After that initial sequencing, and a battery of basic tests of blood, urine, saliva, and stool to set baseline profiles for each patient, they will then wear unobtrusive devices to monitor some parameters, such as pulse, respiration, and activity levels, over long periods of time. Other parameters will be measured once every three months, including unusually comprehensive blood tests monitoring over 100 parameters.
Nothing about this experiment will be blind: Patients and their health care providers will have access to any and all information, any time they want. And patients will be welcome—in fact, encouraged—to make changes to their diet, exercise, and other lifestyle factors in response to that information. Some other researchers have criticized this flouting of the traditional approach of research with control groups and random assignments, but Hood feels this is an essential part of the new approach that he espouses.

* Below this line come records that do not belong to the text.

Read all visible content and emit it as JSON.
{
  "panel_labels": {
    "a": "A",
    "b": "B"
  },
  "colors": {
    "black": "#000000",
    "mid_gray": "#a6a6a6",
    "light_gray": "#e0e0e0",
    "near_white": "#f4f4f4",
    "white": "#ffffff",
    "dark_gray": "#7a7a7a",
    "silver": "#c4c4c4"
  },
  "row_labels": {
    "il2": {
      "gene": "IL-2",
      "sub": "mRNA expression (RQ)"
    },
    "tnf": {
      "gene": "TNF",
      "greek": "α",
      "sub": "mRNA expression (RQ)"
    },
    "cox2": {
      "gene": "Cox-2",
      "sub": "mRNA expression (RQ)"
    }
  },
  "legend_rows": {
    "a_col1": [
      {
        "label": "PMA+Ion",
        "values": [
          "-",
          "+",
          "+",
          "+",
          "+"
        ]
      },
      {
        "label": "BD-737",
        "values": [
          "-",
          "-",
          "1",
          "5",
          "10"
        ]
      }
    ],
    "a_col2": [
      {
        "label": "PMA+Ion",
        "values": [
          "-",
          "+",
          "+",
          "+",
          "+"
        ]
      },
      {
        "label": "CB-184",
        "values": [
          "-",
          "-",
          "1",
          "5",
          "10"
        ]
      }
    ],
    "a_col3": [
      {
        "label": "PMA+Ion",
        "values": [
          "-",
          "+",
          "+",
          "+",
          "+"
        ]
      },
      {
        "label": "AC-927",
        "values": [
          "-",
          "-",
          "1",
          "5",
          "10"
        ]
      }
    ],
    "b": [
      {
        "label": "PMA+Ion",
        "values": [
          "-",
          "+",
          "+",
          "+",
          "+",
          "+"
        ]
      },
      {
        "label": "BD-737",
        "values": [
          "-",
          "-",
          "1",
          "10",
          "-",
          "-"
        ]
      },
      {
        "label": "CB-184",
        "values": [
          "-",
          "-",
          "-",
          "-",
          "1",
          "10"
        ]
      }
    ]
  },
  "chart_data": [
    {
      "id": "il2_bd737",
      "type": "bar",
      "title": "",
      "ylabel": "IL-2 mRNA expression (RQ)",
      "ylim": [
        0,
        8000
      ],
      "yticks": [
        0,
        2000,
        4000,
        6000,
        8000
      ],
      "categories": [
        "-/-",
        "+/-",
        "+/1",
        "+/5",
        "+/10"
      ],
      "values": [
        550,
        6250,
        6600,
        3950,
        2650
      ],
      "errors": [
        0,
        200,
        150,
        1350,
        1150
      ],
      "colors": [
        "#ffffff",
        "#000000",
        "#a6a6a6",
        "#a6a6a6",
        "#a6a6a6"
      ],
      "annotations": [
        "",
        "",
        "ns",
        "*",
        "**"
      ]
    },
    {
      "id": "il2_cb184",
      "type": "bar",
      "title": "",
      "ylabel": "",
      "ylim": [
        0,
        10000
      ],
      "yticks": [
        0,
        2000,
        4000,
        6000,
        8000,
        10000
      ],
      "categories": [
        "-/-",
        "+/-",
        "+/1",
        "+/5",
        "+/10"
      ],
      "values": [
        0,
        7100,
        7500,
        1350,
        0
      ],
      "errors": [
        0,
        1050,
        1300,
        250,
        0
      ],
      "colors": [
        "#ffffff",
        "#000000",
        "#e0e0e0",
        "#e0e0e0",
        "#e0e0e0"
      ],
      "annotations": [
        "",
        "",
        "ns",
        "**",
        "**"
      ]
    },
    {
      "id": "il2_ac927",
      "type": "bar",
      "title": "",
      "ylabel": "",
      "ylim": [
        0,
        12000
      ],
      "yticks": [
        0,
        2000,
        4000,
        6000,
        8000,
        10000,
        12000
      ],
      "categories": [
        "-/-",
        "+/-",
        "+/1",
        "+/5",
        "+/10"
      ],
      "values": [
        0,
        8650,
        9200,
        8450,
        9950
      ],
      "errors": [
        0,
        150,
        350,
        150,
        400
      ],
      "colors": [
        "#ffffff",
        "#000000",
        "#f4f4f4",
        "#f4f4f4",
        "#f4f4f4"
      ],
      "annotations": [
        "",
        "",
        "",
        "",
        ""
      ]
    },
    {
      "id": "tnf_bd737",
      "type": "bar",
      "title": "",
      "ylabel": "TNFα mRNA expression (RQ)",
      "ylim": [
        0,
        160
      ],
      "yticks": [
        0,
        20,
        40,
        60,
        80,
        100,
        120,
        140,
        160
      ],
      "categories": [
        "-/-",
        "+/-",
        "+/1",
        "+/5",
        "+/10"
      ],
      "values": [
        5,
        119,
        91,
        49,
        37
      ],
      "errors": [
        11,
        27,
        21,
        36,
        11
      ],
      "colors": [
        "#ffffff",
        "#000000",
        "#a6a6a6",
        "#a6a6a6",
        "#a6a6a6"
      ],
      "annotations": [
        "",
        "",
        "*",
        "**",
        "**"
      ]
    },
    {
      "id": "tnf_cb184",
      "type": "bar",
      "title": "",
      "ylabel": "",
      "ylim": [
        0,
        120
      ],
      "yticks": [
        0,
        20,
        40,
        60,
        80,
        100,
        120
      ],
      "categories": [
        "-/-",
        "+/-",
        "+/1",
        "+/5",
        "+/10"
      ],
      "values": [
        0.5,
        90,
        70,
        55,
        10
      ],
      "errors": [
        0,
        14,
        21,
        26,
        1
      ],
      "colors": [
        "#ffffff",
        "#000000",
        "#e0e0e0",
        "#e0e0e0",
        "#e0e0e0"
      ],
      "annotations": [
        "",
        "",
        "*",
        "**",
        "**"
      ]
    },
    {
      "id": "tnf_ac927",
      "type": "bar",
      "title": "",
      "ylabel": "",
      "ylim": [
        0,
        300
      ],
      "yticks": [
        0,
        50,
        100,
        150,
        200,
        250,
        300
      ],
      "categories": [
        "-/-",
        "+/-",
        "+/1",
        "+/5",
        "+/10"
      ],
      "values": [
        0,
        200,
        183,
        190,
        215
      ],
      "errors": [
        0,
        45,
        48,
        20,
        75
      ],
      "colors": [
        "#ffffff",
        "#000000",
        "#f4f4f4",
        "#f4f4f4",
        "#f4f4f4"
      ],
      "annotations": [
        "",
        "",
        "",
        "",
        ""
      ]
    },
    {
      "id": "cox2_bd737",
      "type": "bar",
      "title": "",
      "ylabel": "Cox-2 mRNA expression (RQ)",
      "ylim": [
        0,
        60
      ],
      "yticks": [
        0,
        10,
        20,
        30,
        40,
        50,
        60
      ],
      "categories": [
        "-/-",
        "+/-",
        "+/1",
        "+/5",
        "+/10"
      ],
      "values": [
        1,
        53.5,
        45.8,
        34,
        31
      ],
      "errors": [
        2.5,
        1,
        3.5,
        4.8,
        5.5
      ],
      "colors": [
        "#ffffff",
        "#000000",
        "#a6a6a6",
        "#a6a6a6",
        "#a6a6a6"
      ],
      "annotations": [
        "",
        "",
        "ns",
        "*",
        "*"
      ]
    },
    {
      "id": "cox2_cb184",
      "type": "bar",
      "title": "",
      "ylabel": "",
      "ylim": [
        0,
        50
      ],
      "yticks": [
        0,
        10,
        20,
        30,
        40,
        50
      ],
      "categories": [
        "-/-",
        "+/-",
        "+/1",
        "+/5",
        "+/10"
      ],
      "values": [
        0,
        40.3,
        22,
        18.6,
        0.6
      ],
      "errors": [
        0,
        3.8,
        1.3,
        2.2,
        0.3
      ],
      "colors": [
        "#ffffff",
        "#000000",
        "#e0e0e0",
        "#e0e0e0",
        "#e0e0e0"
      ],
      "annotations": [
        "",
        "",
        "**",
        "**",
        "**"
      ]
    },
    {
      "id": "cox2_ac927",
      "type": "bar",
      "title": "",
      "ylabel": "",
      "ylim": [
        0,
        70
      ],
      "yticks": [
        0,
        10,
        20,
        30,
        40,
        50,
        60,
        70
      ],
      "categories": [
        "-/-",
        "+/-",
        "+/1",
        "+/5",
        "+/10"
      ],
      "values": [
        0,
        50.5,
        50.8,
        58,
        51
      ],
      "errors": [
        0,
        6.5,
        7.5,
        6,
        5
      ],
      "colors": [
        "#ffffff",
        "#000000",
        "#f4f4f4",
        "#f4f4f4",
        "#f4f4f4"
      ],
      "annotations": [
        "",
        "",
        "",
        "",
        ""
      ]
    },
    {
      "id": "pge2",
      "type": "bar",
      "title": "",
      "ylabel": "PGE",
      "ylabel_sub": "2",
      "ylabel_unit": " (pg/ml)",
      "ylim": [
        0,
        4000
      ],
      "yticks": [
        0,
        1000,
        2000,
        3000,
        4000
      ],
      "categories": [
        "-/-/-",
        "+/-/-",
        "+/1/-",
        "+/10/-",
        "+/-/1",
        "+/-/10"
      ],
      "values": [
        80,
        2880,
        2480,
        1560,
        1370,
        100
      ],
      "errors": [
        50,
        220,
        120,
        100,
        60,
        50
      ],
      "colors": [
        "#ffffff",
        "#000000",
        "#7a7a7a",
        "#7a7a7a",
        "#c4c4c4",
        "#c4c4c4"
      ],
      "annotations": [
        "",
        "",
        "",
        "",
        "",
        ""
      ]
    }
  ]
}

After the initial pilot study of 100 people, Hood hopes that phase two will be a one-year study with 1,000 subjects, followed by 10,000, and ultimately a 100,000 person study for 25 years. The hope is that, by monitoring people who are healthy today over a long enough period during which many of them will end up developing a variety of disease conditions, the continuous monitoring of so many parameters will begin to reveal patterns of precursor signals that could be used to predict disease conditions—potentially far earlier than is now possible.
“Understanding those early indications, enabling early diagnostics, could change the trajectory of diseases very early on. That alone could potentially save hundreds of billions of dollars in healthcare costs,” Hood says.
But the essence of Hood’s drive to get this project into full operation lies in the potential transformation in the ways patients and physicians participate in the delivery of healthcare, and a revolution in the degree to which individualized information can improve health outcomes for all. Having already lived through and nurtured several revolutionary advances in biomedical technology, he is eager to help launch what he hopes could be the most transformational changes yet.